Illustrated by Motoichiro Takebe
高橋豊:訳/武部本一郎:画/森優:解説 早川書房/ハヤカワ文庫特別版SF101 /1971.08.31初版/389頁
story/あらすじ
イギリスの若い貴族とその妻が、任地へ向かう途中船上で反乱にあい、アフリカ大陸のとある浜辺に置き去りにされた。2世誕生の喜びもつかの間、彼らはたび重なる不幸に打ちのめされあえなく世を去る。だがその遺児は類人猿に拾われ、密林の奥深くへと消え去った……歳月は流れ、その子ターザンは、密林の厳しい掟のもと、あらゆるものを敵とする孤独な野生児としてたくましく成長するそしてある日、浜辺の小屋に横たわる白骨を見た瞬間から、彼はめまぐるしい流転の運命に巻き込まれていく! 世界の冒険小説史上最大にして永遠のヒーロー、ここに颯爽の登場!
chapters/目次
characters/登場人物
ターザン ジャングルに生きる野性の遺児 グレイストーク卿ジョン・クレイトン イギリスの貴族。ターザンの父 アリス クレイトンの妻。ターザンの母 ブラック・ミッチェル フワルダ号の水夫 カーチャク 類人猿の王 カラ ターザンを育てた雌の類人猿 チュブラット カラの夫 ターコズ チュブラットの息子 アーキミーディス・Q・ポーター教授 アメリカの学者 ジェーン ポーターの娘 サミュエル・T・フィランダー ポーターの秘書兼助手 ウイリアム・セシル・クレイトン グレイストーク卿の後継者。ターザンのいとこ エスメラルダ ポーター家の小間使い ポール・ダルノー中尉 フランスの軍人 ロバート・キャンラー アメリカの実業家
history/初出
Tarzan of the Apes,Oct.1912,All-story magazine
Tarzan of the Apes,1914,A.C.McClurg
comment/コメント
記念すべきターザン・シリーズ第1作。1997年現在、まだ店頭で発見できる、数少ないバローズ作品のひとつ。そのおもしろさはERBの数ある作品群のなかでも群を抜いており、なんといってもターザンの人物設定が絶品だ! これをなくして、世界の冒険小説、というかエンターテインメント、というか、近代アメリカ文学は語れない、というほどの作品だ。これが売れないなんて、日本の読者よ! なんて君たちは罪作りなんだ!
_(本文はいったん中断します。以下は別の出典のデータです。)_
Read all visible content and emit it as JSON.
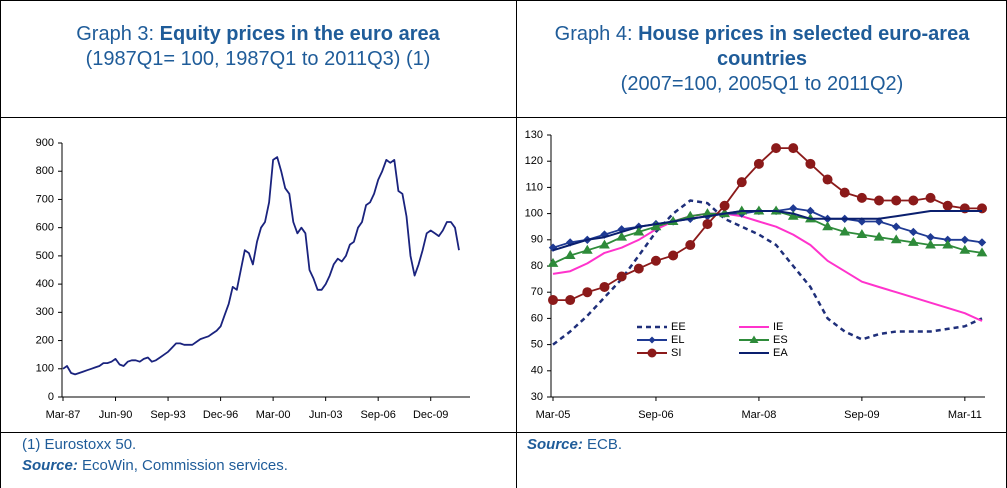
{
  "chart_data": [
    {
      "type": "line",
      "label": "Graph 3:",
      "title": "Equity prices in the euro area",
      "subtitle": "(1987Q1= 100, 1987Q1 to 2011Q3) (1)",
      "notes": [
        "(1) Eurostoxx 50."
      ],
      "source_label": "Source:",
      "source": "EcoWin, Commission services.",
      "categories": [
        "Mar-87",
        null,
        null,
        null,
        null,
        null,
        null,
        null,
        null,
        null,
        null,
        null,
        null,
        "Jun-90",
        null,
        null,
        null,
        null,
        null,
        null,
        null,
        null,
        null,
        null,
        null,
        null,
        "Sep-93",
        null,
        null,
        null,
        null,
        null,
        null,
        null,
        null,
        null,
        null,
        null,
        null,
        "Dec-96",
        null,
        null,
        null,
        null,
        null,
        null,
        null,
        null,
        null,
        null,
        null,
        null,
        "Mar-00",
        null,
        null,
        null,
        null,
        null,
        null,
        null,
        null,
        null,
        null,
        null,
        null,
        "Jun-03",
        null,
        null,
        null,
        null,
        null,
        null,
        null,
        null,
        null,
        null,
        null,
        null,
        "Sep-06",
        null,
        null,
        null,
        null,
        null,
        null,
        null,
        null,
        null,
        null,
        null,
        null,
        "Dec-09",
        null,
        null,
        null,
        null,
        null,
        null,
        null
      ],
      "values": [
        100,
        110,
        85,
        80,
        85,
        90,
        95,
        100,
        105,
        110,
        120,
        120,
        125,
        135,
        115,
        110,
        125,
        130,
        130,
        125,
        135,
        140,
        125,
        130,
        140,
        150,
        160,
        175,
        190,
        190,
        185,
        185,
        185,
        195,
        205,
        210,
        215,
        225,
        235,
        250,
        290,
        330,
        390,
        380,
        450,
        520,
        510,
        470,
        550,
        600,
        620,
        690,
        840,
        850,
        800,
        740,
        720,
        620,
        580,
        600,
        580,
        450,
        420,
        380,
        380,
        400,
        430,
        470,
        490,
        480,
        500,
        540,
        550,
        600,
        620,
        680,
        690,
        720,
        770,
        800,
        840,
        830,
        840,
        730,
        720,
        640,
        500,
        430,
        470,
        520,
        580,
        590,
        580,
        570,
        590,
        620,
        620,
        600,
        520
      ],
      "color": "#1a237e",
      "ylim": [
        0,
        900
      ],
      "yticks": [
        0,
        100,
        200,
        300,
        400,
        500,
        600,
        700,
        800,
        900
      ]
    },
    {
      "type": "line",
      "label": "Graph 4:",
      "title": "House prices in selected euro-area countries",
      "subtitle": "(2007=100, 2005Q1 to 2011Q2)",
      "notes": [],
      "source_label": "Source:",
      "source": "ECB.",
      "categories": [
        "Mar-05",
        null,
        null,
        null,
        null,
        null,
        "Sep-06",
        null,
        null,
        null,
        null,
        null,
        "Mar-08",
        null,
        null,
        null,
        null,
        null,
        "Sep-09",
        null,
        null,
        null,
        null,
        null,
        "Mar-11",
        null
      ],
      "ylim": [
        30,
        130
      ],
      "yticks": [
        30,
        40,
        50,
        60,
        70,
        80,
        90,
        100,
        110,
        120,
        130
      ],
      "series": [
        {
          "name": "EE",
          "color": "#1f2f7a",
          "dash": true,
          "marker": "none",
          "values": [
            50,
            55,
            61,
            68,
            75,
            84,
            93,
            100,
            105,
            104,
            98,
            95,
            92,
            88,
            80,
            72,
            60,
            55,
            52,
            54,
            55,
            55,
            55,
            56,
            57,
            60
          ]
        },
        {
          "name": "IE",
          "color": "#ff33cc",
          "dash": false,
          "marker": "none",
          "values": [
            77,
            78,
            81,
            85,
            87,
            90,
            94,
            97,
            99,
            100,
            100,
            99,
            97,
            95,
            92,
            88,
            82,
            78,
            74,
            72,
            70,
            68,
            66,
            64,
            62,
            59
          ]
        },
        {
          "name": "EL",
          "color": "#1f3a93",
          "dash": false,
          "marker": "diamond",
          "values": [
            87,
            89,
            90,
            92,
            94,
            95,
            96,
            97,
            98,
            99,
            100,
            100,
            101,
            101,
            102,
            101,
            98,
            98,
            97,
            97,
            95,
            93,
            91,
            90,
            90,
            89
          ]
        },
        {
          "name": "ES",
          "color": "#2e8b3a",
          "dash": false,
          "marker": "triangle",
          "values": [
            81,
            84,
            86,
            88,
            91,
            93,
            95,
            97,
            99,
            100,
            100,
            101,
            101,
            101,
            99,
            98,
            95,
            93,
            92,
            91,
            90,
            89,
            88,
            88,
            86,
            85
          ]
        },
        {
          "name": "SI",
          "color": "#8b1a1a",
          "dash": false,
          "marker": "circle",
          "values": [
            67,
            67,
            70,
            72,
            76,
            79,
            82,
            84,
            88,
            96,
            103,
            112,
            119,
            125,
            125,
            119,
            113,
            108,
            106,
            105,
            105,
            105,
            106,
            103,
            102,
            102
          ]
        },
        {
          "name": "EA",
          "color": "#0a1f6e",
          "dash": false,
          "marker": "none",
          "values": [
            86,
            88,
            90,
            91,
            93,
            95,
            96,
            97,
            98,
            99,
            100,
            101,
            101,
            101,
            100,
            98,
            98,
            98,
            98,
            98,
            99,
            100,
            101,
            101,
            101,
            101
          ]
        }
      ]
    }
  ]
}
(追記)上の文を書いた当時、児童向けの出版を除けば、店頭で求めることのできるバローズは、ハヤカワ文庫版の本書『類猿人ターザン』と、創元SF文庫版の『時間に忘れられた国』の各1冊しかなかった。それから10年余、ハヤカワ文庫からバローズは消え、創元文庫に収録された『ターザン』もいつしか廃刊。〈火星シリーズ〉全巻を読める状況を嘆くのは間違いなのかもしれないけれど、ターザンが読めないという事実には一抹のさみしさを禁じえない。